Sebuah Ketenangan Hidup
“Ke Surabaya!!??..” , sontak aku terkejut mendengar berita penempatan kerja dari suamiku. Tidak pernah terbayang dalam benakku bahwa kami akan berpisah setelah menikah, apalagi disaat kami tahu bahwa aku mengandung anak pertama kami.
Suamiku saat itu baru tiga bulan bekerja di sebuah perusahaan consumer good terkemuka di Indonesia, setelah berpindah kerja dua kali sebelumnya. Tidak ada tanda-tanda bahwa dalam waktu dekat dia akan dipindahkan ke Surabaya. Tapi sebagai karyawan baru, tentu saja tidak bisa menolak tanggung jawab tersebut walaupun sangat mendadak.
Kami tak dapat berbuat banyak, hanya pasrah. Aku sendiri berusaha keras untuk menutupi perasaan takutku ketika melihat suamiku tampak bersemangat menjalani tanggung jawab barunya.
“He wants this?...”, batinku. Kembali terlintas dalam ingatan ketika kami berdebat tentang keinginan dia pindah kerja lagi. Walaupun aku paham dengan keinginan dia untuk menjadi kepala keluarga yang baik yang dapat mencukupi kebutuhan istri dan anak, tapi entah kenapa aku lebih melihatnya sebagai suatu kepuasan yang tak pernah tercukupkan dalam materi. Atau status? Aku berharap semoga hal itu tidaklah benar.
Hampir 1 tahun berlalu kami berjarak jauh. Dia di Surabaya dan aku di Jakarta bekerja dan menjalani kehamilanku. Kami bertemu 2–3 minggu sekali.

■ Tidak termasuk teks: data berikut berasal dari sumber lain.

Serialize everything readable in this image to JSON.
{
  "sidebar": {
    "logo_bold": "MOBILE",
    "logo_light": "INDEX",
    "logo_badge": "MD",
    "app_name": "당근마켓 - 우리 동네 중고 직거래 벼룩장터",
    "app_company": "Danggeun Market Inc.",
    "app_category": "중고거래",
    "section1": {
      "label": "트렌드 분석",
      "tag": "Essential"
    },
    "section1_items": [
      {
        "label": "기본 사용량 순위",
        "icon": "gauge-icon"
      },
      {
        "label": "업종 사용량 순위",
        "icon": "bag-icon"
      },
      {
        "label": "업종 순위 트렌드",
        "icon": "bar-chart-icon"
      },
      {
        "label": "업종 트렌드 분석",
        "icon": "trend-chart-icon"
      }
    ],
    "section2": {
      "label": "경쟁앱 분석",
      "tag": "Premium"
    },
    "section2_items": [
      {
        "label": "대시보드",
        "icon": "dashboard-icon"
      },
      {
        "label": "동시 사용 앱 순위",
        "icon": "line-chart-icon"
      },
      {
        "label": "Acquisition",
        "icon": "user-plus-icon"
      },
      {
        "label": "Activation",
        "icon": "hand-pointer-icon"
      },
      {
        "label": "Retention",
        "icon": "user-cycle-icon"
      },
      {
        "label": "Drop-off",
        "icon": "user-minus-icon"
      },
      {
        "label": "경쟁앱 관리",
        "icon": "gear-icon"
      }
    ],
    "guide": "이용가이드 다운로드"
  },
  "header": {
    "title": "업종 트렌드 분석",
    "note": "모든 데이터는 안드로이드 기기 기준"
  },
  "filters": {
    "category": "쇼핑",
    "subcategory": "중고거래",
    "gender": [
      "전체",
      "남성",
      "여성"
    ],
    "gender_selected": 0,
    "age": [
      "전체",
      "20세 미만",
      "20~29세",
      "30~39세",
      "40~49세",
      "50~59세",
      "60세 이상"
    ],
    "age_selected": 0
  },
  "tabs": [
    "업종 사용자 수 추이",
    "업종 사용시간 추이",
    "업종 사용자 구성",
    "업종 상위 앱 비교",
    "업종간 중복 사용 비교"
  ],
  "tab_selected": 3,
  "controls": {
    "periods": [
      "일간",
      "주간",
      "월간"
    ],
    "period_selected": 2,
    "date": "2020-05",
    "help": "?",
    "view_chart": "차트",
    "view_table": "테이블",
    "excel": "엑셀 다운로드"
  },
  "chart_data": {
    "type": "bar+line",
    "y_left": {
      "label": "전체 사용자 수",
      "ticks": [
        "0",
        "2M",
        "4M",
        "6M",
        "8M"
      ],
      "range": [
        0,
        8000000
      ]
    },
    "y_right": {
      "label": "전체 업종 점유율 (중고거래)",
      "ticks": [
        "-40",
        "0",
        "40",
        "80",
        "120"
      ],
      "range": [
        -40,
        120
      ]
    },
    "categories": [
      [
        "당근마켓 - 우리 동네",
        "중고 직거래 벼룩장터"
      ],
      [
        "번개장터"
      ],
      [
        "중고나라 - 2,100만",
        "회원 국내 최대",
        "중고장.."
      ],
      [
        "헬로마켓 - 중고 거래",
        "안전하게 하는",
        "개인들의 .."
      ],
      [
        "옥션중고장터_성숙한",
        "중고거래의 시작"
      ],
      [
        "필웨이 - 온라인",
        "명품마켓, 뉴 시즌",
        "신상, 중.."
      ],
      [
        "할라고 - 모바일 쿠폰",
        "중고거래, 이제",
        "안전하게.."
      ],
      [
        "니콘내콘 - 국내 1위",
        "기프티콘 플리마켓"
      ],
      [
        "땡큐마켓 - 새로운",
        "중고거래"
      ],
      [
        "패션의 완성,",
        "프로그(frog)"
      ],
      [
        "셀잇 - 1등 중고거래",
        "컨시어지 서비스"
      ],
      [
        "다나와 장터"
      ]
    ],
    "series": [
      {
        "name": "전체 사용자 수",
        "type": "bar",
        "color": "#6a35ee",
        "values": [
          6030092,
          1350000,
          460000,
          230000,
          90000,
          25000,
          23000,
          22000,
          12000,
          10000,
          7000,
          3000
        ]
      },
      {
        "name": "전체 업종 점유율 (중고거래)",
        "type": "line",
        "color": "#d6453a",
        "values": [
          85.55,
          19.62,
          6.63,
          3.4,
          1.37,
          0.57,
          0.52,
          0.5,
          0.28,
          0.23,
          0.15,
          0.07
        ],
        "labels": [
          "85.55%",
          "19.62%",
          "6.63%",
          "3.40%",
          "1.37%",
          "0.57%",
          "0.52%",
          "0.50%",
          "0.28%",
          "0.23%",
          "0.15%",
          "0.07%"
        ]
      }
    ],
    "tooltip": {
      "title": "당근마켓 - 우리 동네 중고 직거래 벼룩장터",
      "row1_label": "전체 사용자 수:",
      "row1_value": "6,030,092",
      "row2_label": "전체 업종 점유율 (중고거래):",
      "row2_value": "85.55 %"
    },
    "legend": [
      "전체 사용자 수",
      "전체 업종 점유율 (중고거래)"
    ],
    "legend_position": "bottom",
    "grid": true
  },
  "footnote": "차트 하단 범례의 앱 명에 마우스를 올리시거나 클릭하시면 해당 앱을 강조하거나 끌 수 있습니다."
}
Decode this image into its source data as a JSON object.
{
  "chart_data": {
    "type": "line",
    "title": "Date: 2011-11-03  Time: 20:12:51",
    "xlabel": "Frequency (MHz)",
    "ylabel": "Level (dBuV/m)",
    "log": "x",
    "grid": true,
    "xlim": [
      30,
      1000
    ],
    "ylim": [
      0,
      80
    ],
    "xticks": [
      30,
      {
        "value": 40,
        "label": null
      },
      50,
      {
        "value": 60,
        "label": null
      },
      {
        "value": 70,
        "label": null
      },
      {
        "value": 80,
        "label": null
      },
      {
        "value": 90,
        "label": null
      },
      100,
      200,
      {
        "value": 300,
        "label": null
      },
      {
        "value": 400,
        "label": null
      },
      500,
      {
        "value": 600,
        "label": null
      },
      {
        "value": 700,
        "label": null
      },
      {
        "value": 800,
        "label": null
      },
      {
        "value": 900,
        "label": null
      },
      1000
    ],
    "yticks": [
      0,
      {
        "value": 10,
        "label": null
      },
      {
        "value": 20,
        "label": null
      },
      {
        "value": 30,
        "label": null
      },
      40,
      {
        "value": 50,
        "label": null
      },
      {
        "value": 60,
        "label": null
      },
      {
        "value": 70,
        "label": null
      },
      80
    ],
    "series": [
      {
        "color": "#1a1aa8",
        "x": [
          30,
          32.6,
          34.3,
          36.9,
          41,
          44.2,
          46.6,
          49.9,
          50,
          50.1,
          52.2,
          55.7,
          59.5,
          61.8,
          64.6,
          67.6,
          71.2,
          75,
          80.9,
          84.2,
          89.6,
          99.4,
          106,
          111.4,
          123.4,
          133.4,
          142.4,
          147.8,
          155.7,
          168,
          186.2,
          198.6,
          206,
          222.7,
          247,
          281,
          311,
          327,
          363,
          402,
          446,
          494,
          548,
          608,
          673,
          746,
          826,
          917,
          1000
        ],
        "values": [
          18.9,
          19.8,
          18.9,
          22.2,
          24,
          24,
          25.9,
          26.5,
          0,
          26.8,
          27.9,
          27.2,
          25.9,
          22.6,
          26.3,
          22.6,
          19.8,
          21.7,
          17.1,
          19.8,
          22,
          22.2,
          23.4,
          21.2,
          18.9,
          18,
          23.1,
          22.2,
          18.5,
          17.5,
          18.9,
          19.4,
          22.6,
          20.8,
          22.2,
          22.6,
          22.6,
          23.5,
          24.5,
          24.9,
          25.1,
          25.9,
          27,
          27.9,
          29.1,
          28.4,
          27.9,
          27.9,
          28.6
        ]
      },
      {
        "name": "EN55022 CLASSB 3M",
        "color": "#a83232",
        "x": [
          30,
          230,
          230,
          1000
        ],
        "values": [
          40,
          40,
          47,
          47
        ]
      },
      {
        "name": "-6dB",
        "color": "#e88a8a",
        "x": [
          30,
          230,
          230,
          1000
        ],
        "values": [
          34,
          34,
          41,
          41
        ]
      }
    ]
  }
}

Februari 2009, anak pertama kami lahir di kampung halaman kami, Yogyakarta. Belum ada dua minggu setelah kelahiran anak kami, peristiwa baru yang lagi-lagi di luar dugaan terjadi. Suamiku bersikap seperti orang yang ketakutan dan putus asa yang berlebihan. Saat itu dia harus mempersiapkan bahan untuk proses evaluasi masa kerja. Entah apa yang membuat dia bersikap seperti itu, berbagai pertanyaan dan diskusi aku lontarkan tetapi hanya satu jawaban dia, "Aku takut, Ma… Ga tau.. tapi aku takut!”
Sampai pada suatu saat dimana kondisinya memburuk, dia kurang bisa diajak komunikasi. Perasaanku sedih, marah, bingung, sungguh tak karuan menghadapi ini. Di saat aku masih proses pemulihan setelah melahirkan dan juga menyusui. Namun, ada kekuatan dalam hati kecilku yang mendorong aku untuk menyusulnya, memastikan bahwa semuanya harus dilewati dan akan baik-baik saja. Lalu, dengan kekuatan seadanya, aku nekad menyusulnya ke Surabaya tanpa memberitahu dulu.
Kutemukan sosok lain dari suamiku di Surabaya. Seolah dia sedang berusaha mengangkat beban berat yang aku sendiri tidak tahu apa. Curahan kerinduan dan kepenatan batin terungkapkan dari hati ke hati, namun tetap belum menyembuhkan ketakutan yang sedang dialaminya.
Aku mulai melihat apa yang sesungguhnya terjadi, yaitu sebuah penolakan dari hati terdalam terhadap kondisi dan sistem di lingkup pekerjaan yang tidak sesuai. Inilah menjadi penyebab paling mendasar dari kegelisahannya. Akhirnya, kami putuskan agar dia berhenti bekerja.
Sebagai seorang kepala keluarga, sangat dipahami ada kebanggaan dan kepuasan tersendiri bagunya apabila kebutuhan keluarga semua terpenuhi. Namun tidak serta merta berdasarkan pada kepuasan materi. Kepuasan manusia tidak akan ada habisnya.
Pelajaran paling bermakna bagi kami sebagai pasangan suami istri degan anak pertama di tahun itu. Bahwa segala hal sangat perlu dikomunikasikan dengan seterbuka mungkin. Segala apa yang dirasakan, visi yang mau dibangun, hingga detil pelaksanaan yang akan dilakukan, sebaiknya disepakati bersama.
Yakin bahwa segala sesuatu ada waktunya itulah yang dapat mengantar kita kepada sebuah ketenangan hidup. Hidup berkelimpahan materi tidak selalu menjadi target pencapaian yang tertinggi. Dengarkan apa yang dikatakan jauh di lubuk hati yang paling dalam untuk kita lakukan di dunia ini.
Hidup tenang, tentram dan damai adalah yang terpenting.